The type of fat in a person’s diet, as well as the total amount, is an important consideration with regard to health. Saturated fats tend to increase the concentration of cholesterol in the bloodstream, and are considered undesirable, since they contribute to the development of atherosclerosis and heart disease. It is unlikely that for most people the amount of cholesterol in the diet is an important factor in determining the blood concentration, since there is control over the synthesis of cholesterol in the liver; when more is taken in the diet, less is synthesized in the body. However, the cholesterol content of foods is a useful guide to the type of fat, since cholesterol is only found in the mainly saturated fats of animal origin; there is none in vegetable oils.
Unsaturated fats (those containing mainly unsaturated fatty acids), by contrast, tend to reduce the concentration of cholesterol in the bloodstream and hence reduce the risk of atherosclerosis and heart disease. Furthermore, the long-chain ω-3 polyunsaturated fatty acids (found especially in fish oils) have beneficial effects in reducing the tendency of the blood to clot undesirably, and hence reduce the risk of thrombosis. The reduction in total fat intake that is considered desirable on health grounds (from 40 per cent of energy to 30 per cent) should be entirely at the expense of saturated fats, coming down from the present average of 17 per cent of energy to only 10 per cent. Monounsaturated fats should provide about 12 per cent of energy and polyunsaturated about 6 per cent, as at present.
In naturally occurring oils, almost all of the unsaturated fatty acids are in the cis-configuration, in which the carbon chain continues on the same side of the molecule either side of each double bond. The process of hardening oils for manufacture of margarine and vegetable shortenings involves saturating some of the double bonds (thus raising the melting point so that the oil is solid at room temperature).
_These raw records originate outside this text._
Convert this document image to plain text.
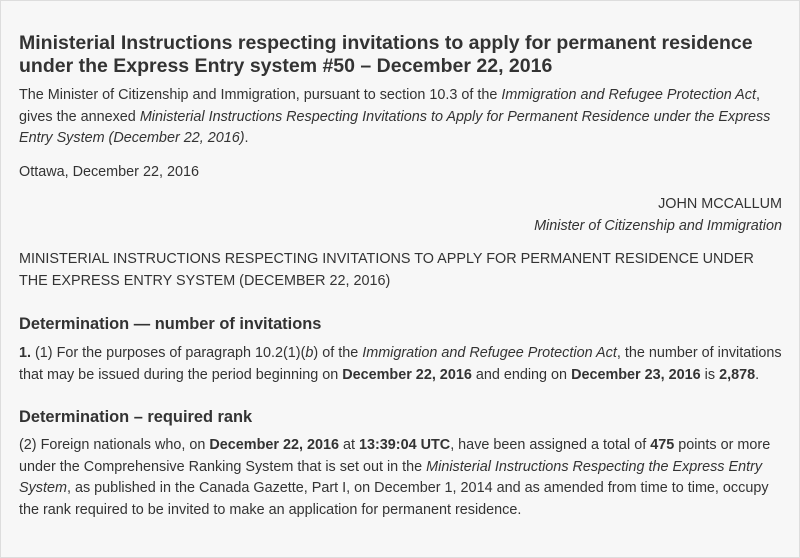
Ministerial Instructions respecting invitations to apply for permanent residence under the Express Entry system #50 – December 22, 2016

The Minister of Citizenship and Immigration, pursuant to section 10.3 of the Immigration and Refugee Protection Act, gives the annexed Ministerial Instructions Respecting Invitations to Apply for Permanent Residence under the Express Entry System (December 22, 2016).

Ottawa, December 22, 2016

JOHN MCCALLUM

Minister of Citizenship and Immigration

MINISTERIAL INSTRUCTIONS RESPECTING INVITATIONS TO APPLY FOR PERMANENT RESIDENCE UNDER THE EXPRESS ENTRY SYSTEM (DECEMBER 22, 2016)

Determination — number of invitations

1. (1) For the purposes of paragraph 10.2(1)(b) of the Immigration and Refugee Protection Act, the number of invitations that may be issued during the period beginning on December 22, 2016 and ending on December 23, 2016 is 2,878.

Determination – required rank

(2) Foreign nationals who, on December 22, 2016 at 13:39:04 UTC, have been assigned a total of 475 points or more under the Comprehensive Ranking System that is set out in the Ministerial Instructions Respecting the Express Entry System, as published in the Canada Gazette, Part I, on December 1, 2014 and as amended from time to time, occupy the rank required to be invited to make an application for permanent residence.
A proportion of the double bonds that are not saturated in the process undergo a change to the trans-configuration (in which the carbon chain continues on opposite sides of the double bond). Trans-fatty acids do not have the beneficial effects of cis-fatty acids, and there is some evidence that high intakes of trans-fatty acids are associated with higher incidence of heart disease. It is therefore recommended that intakes of trans-fatty acids should not rise above the current average of about 2 per cent of energy intake.
In order to help people to reduce their intake of fat, a number of low-fat spreads have been developed to replace some or all of the butter and margarine (which contain 80-82 per cent fat) in the diet. Dairy spreads are blended cream and vegetable oil, containing 72-75 percent fat, while reduced fat spreads are mainly vegetable oils, containing 60-70 per cent fat. Both of these can be used for cooking in the same way as butter or margarine. Low-fat (37-40 per cent) and very low-fat (20-25 per cent) spreads contain dairy fat and vegetable oils, and are not suitable for cooking. Extremely low fat spreads (5 per cent fat) are made using a fat substitute such as Simplesse, a modified protein, or Olestra (both are registered trademarks), a sucrose polyester that is not digested.